目次 http://www.rekihaku.ac.jp/outline/publication/ronbun/ronbun3/index.html#no61

振仮名の歴史 (集英社新書)

集英社2009-07-17 ¥0
購入: 2010-09-12 ¥322
讀了: 2010-09-21 言語学

[投稿日] 2010年9月12日

 著者のマニアックな良さが新書判だと出せなかったやうで、ガッカリ。この程度が當今の新書に求められる「わかりやすさ」なのかも。
 チト驚いた豆知識をメモ。「『夜想』などの雑誌を出版していたペヨトル工房(一九七九?二〇〇〇)を主宰していた今野裕一は筆者の実兄であるが、筆者も「北野真弓」などという名前を使って『夜想』の編集の手伝いめいたことを少しの間していた」(p.147)。それだから『消された漱石』はあんな凝った版面設計だったのか?

ドイツ史学思想史研究 (1976年)

ミネルヴァ書房1976 ¥3,888
購入: 2013-11-23 ¥1500
讀了: 2010-09-10 古書

[投稿日] 2010年9月11日

 期待したコゼレックらの概念史・社會史についてはこの本が取り上げた後の時代に屬すゆゑ論及されてなかった。概觀としてはよく調べてあるものの、對立する二項を取り出したところで論が終ってしまふのでもっと突っ込んだ考察が欲しい。これをちゃんと「思想」史とするには、哲學的訓練を經た上で諸概念の歴史的關係の内實を論理に即して考へ詰める作業が要る。
 本書刊行以降に發表された關聯論文として下記あり。
▼「ドロイゼンの「史学論」(一八五七)におけるGeschichteの問題 」名古屋大学教養部『紀要 A (人文科学・社会科学)』第23輯 、一九七九年三月
▼「ホイシにおける「歴史主義の危機」の問題 」名古屋大学教養部『紀要 A (人文科学・社会科学)』第25輯 、一九八一年九月
▼「戦間期ヨ-ロッパ歴史思想における「危機」の問題」名古屋大学教養部『紀要 A (人文科学・社会科学)』第30輯 、一九八六年二月
▼「『歴史的基礎概念事典』――〈Geschichte〉の項――」日本大学文理学部『學叢』第43號(昭和62年度)一九八七年十二月「特集 辞書・事典」

明治時代の歴史学界―三上参次懐旧談

吉川弘文館1991-01 ¥0
讀了: 2010-09-10 ノンフィクション

[投稿日] 2010年9月11日

 關心薄い分野ですら學者爺いの昔話を讀んでゐると面白くなってきてしまふのはなぜかしらん。 
 老人のそれからそれへの想ひ出話につきあふうち、高田早苗の美辭學は三上の代筆だ(p.40)とか、ひょんな一行一句が光って眼に飛び込んでくるのが嬉しい。無論、光を帶びるのは讀み手の照明の當て方次第にせよ。

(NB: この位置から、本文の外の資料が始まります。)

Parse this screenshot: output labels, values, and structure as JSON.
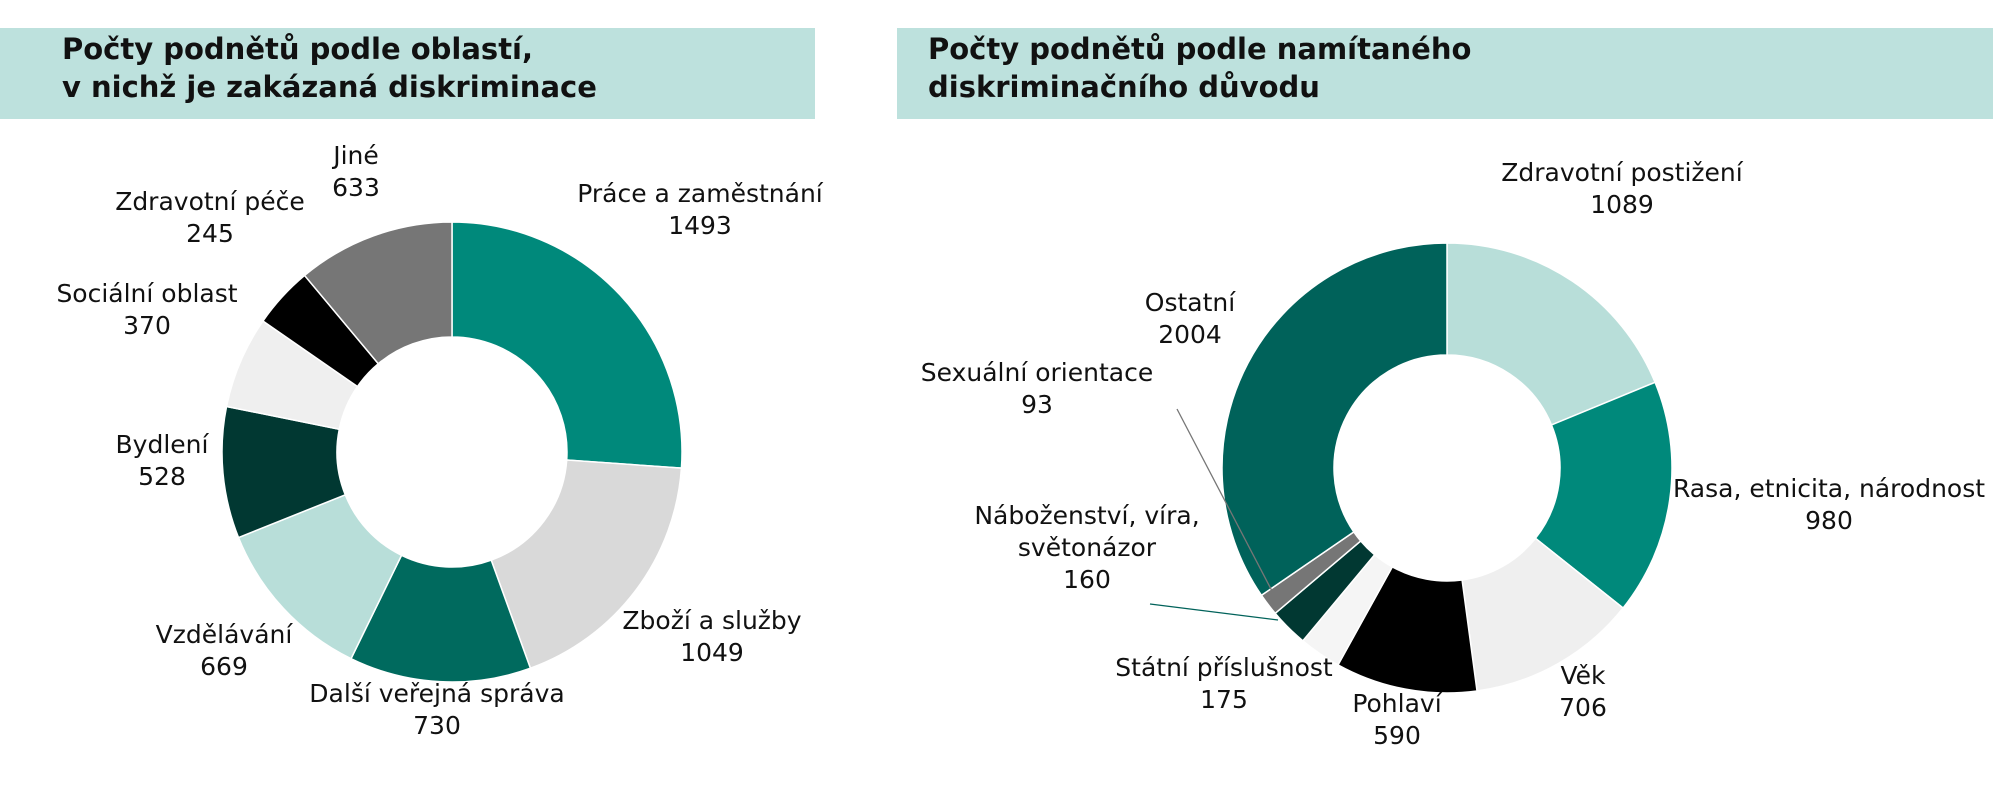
{
  "chart_data": [
    {
      "type": "pie",
      "title": [
        "Počty podnětů podle oblastí,",
        "v nichž je zakázaná diskriminace"
      ],
      "categories": [
        "Práce a zaměstnání",
        "Zboží a služby",
        "Další veřejná správa",
        "Vzdělávání",
        "Bydlení",
        "Sociální oblast",
        "Zdravotní péče",
        "Jiné"
      ],
      "values": [
        1493,
        1049,
        730,
        669,
        528,
        370,
        245,
        633
      ],
      "value_labels": [
        "1493",
        "1049",
        "730",
        "669",
        "528",
        "370",
        "245",
        "633"
      ],
      "colors": [
        "#00897b",
        "#d9d9d9",
        "#006a5e",
        "#b8ded9",
        "#013832",
        "#efefef",
        "#000000",
        "#767676"
      ],
      "donut": true,
      "start": "12 o'clock",
      "direction": "clockwise",
      "legend": "none"
    },
    {
      "type": "pie",
      "title": [
        "Počty podnětů podle namítaného",
        "diskriminačního důvodu"
      ],
      "categories": [
        "Zdravotní postižení",
        "Rasa, etnicita, národnost",
        "Věk",
        "Pohlaví",
        "Státní příslušnost",
        "Náboženství, víra,|světonázor",
        "Sexuální orientace",
        "Ostatní"
      ],
      "values": [
        1089,
        980,
        706,
        590,
        175,
        160,
        93,
        2004
      ],
      "value_labels": [
        "1089",
        "980",
        "706",
        "590",
        "175",
        "160",
        "93",
        "2004"
      ],
      "colors": [
        "#b8ded9",
        "#00897b",
        "#efefef",
        "#000000",
        "#f5f5f5",
        "#013832",
        "#767676",
        "#00625a"
      ],
      "donut": true,
      "start": "12 o'clock",
      "direction": "clockwise",
      "legend": "none"
    }
  ]
}
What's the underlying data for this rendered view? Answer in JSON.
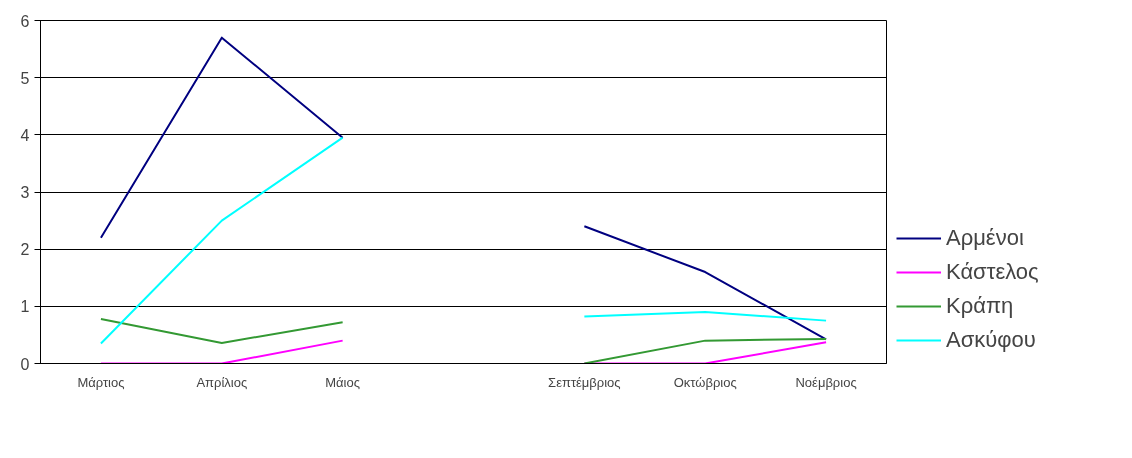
{
  "chart_data": {
    "type": "line",
    "categories": [
      "Μάρτιος",
      "Απρίλιος",
      "Μάιος",
      null,
      "Σεπτέμβριος",
      "Οκτώβριος",
      "Νοέμβριος"
    ],
    "series": [
      {
        "name": "Αρμένοι",
        "color": "#000080",
        "values": [
          2.2,
          5.7,
          3.95,
          null,
          2.4,
          1.6,
          0.42
        ]
      },
      {
        "name": "Κάστελος",
        "color": "#ff00ff",
        "values": [
          0,
          0,
          0.4,
          null,
          0,
          0,
          0.37
        ]
      },
      {
        "name": "Κράπη",
        "color": "#339933",
        "values": [
          0.78,
          0.36,
          0.72,
          null,
          0,
          0.4,
          0.43
        ]
      },
      {
        "name": "Ασκύφου",
        "color": "#00ffff",
        "values": [
          0.35,
          2.5,
          3.95,
          null,
          0.82,
          0.9,
          0.75
        ]
      }
    ],
    "ylim": [
      0,
      6
    ],
    "yticks": [
      0,
      1,
      2,
      3,
      4,
      5,
      6
    ],
    "grid": "y",
    "legend": "right",
    "marker": "none",
    "line_style": "solid"
  }
}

永原慶二著作選集〈第9巻〉歴史学叙説・20世紀日本の歴史学

吉川弘文館2008-03 ¥19,440
讀了: 2010-09-10

[投稿日] 2010年9月11日

 惡い意味での思想史なのか? 歴史家の思想傾向・イデオロギーの裁斷で以て史學史を敍述したつもりになるのは止してもらひたい。特に、『20世紀日本の歴史学』「I 近代歴史学の成立」で大正・昭和戰前の史學を述べる段(本領である戰後歴史學を扱った「II 現代歴史学の展開」はまだしも役立つのだが)。情報量不足で知識の得られない歴史書なんて讀むに堪へない。思想の前に、もっと知識を! 清原貞雄『増訂日本史學史』(1944)の方が餘程立派だ。

戦間期日本の社会思想―「超国家」へのフロンティア

人文書院2010-03 ¥0
讀了: 2010-09-12

[投稿日] 2010年9月11日

 引用文で當時は普通だった用字にまで「ママ」とルビを振るから、若い者の物知らずに見えてしまふ。註を見ると拔かりなく調べてある風なのだが、博搜にも拘らず、「序章」「終章」の問題設定が詰まらないのは取って附けたお體裁だからなのだらうか? 總體に考察や論評が弱く、折角掘り出した素材の旨味を生かせてないやうな。「あとがき」で池田浩士の談と云ふ「オタク精神」(p.455)とは、「精神」である以上、資料漁りの物慾にだけ發揮さるべきものではあるまい。といって超國家主義者たちの「非合理」の情念に共感されても下らない、如何に國家を超えるかなどと下手に眞面目ぶるよりも面白がりの態度を取った方が知的準位を保つことあるべし。次作でひと皮剥けることを期待。個々の事實の細敍については卒讀ではつきあひきれない、後日借り直すか。